New requirements would force banks to disclose what potential ramifications a loan modification on the first loan would have on the second lien loan.
A December speech by FDIC Chairman Sheila Bair states that certain principles need to be upheld in agreements between banks and investors. Among them, challenges created by second liens need to be clear.
“Since the early stages of the mortgage crisis, second liens have been an obstacle to effective alternatives to foreclosure, including loan modification and short sales,” she said.
Industry analysts have speculated that servicers may be reluctant to modify a primary loan because the bank that services the loan also holds the title for the second lien. Such an arrangement could be considered a conflict of interest and prompts some to wonder if investors would be swayed if they knew of the arrangement beforehand.
Bair continued, “We must tackle the second lien issue head on. One option is to require servicers to take a meaningful write-down of any second lien if a first mortgage loan is modified or approved for a short sale. All of the stakeholders must be willing to compromise if we are to find solutions to the foreclosure problem and lay the foundation for a recovery in our housing markets.”
Among other principles that new regulation is aiming to enforce on banks and servicers are risk retention standards that have been in the works for more than a year.
Some are urging regulators to create servicing regulations as a part of the risk retention standards.
Under the Dodd-Frank Act, originators could be required to retain some of the risk in securities they package.
But some feel that efforts to pass too much regulation too quickly could be detrimental to the industry.
On Monday, the Mortgage Bankers Association (MBA) sent a letter to federal regulators urging them not to try to combine risk retention standards with servicing standards. The two issues are too complex not to be handled separately, the group argued.

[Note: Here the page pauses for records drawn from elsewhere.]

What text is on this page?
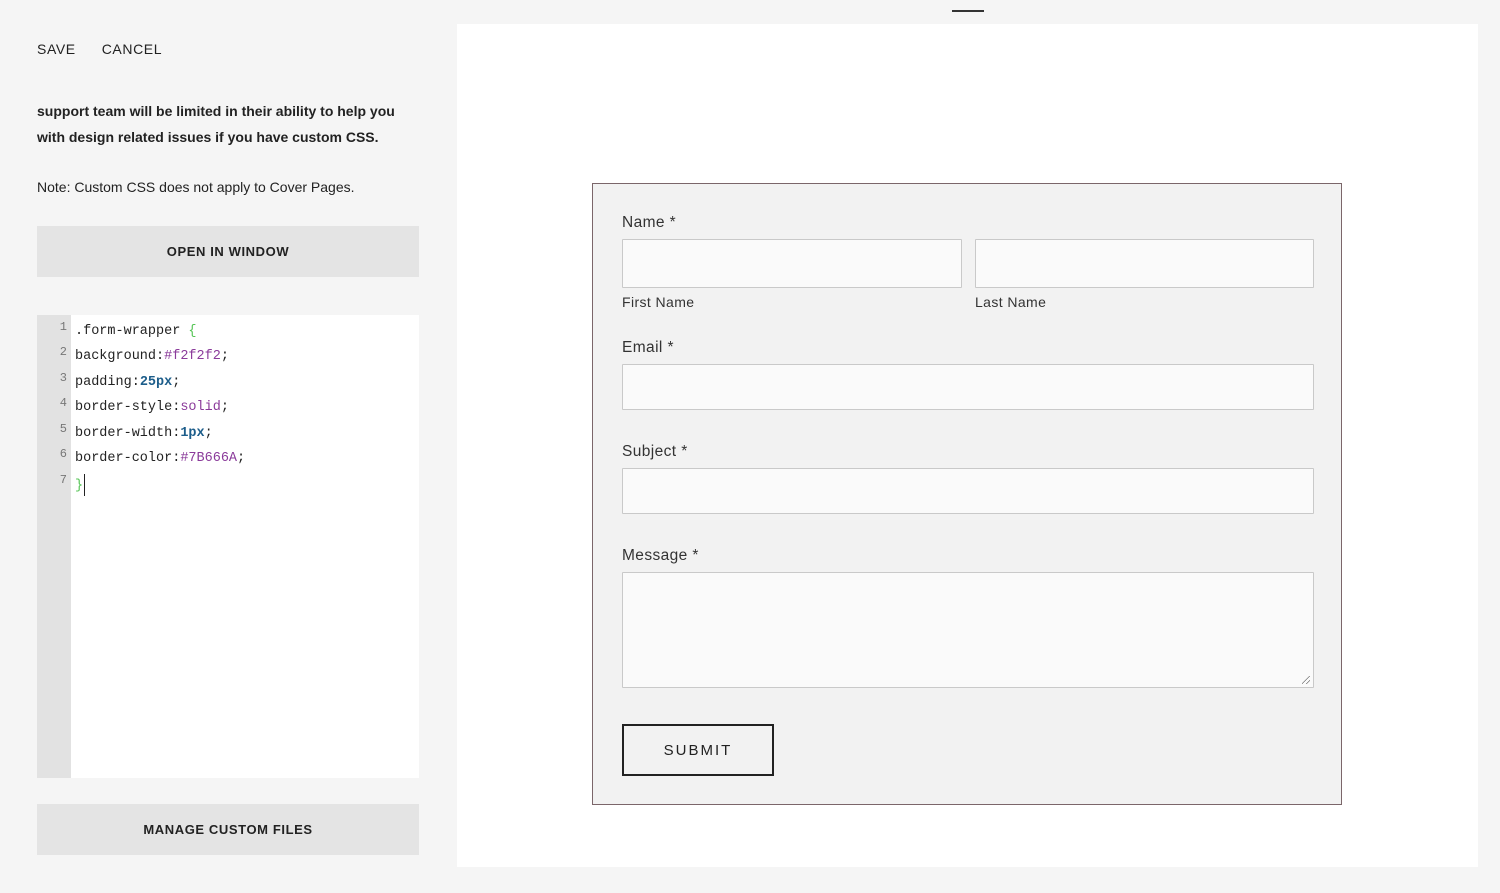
SAVE CANCEL
support team will be limited in their ability to help you with design related issues if you have custom CSS.
Note: Custom CSS does not apply to Cover Pages.
OPEN IN WINDOW
1
2
3
4
5
6
7
.form-wrapper {
background:#f2f2f2;
padding:25px;
border-style:solid;
border-width:1px;
border-color:#7B666A;
}
MANAGE CUSTOM FILES
Name *
First Name	Last Name
Email *
Subject *
Message *
SUBMIT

“The idea of national servicing standards is still very much in the conceptual stage, as a host of policy implications are still unclear, including how such standards might interact with accounting and regulatory capital requirements, the legal and beneficial rights of different parties and potential effects on consumers, lenders and investors,” the letter said. “We urge policymakers to work with MBA and other stakeholders to ensure that these different policy dimensions are understood before rushing forward with a rulemaking.”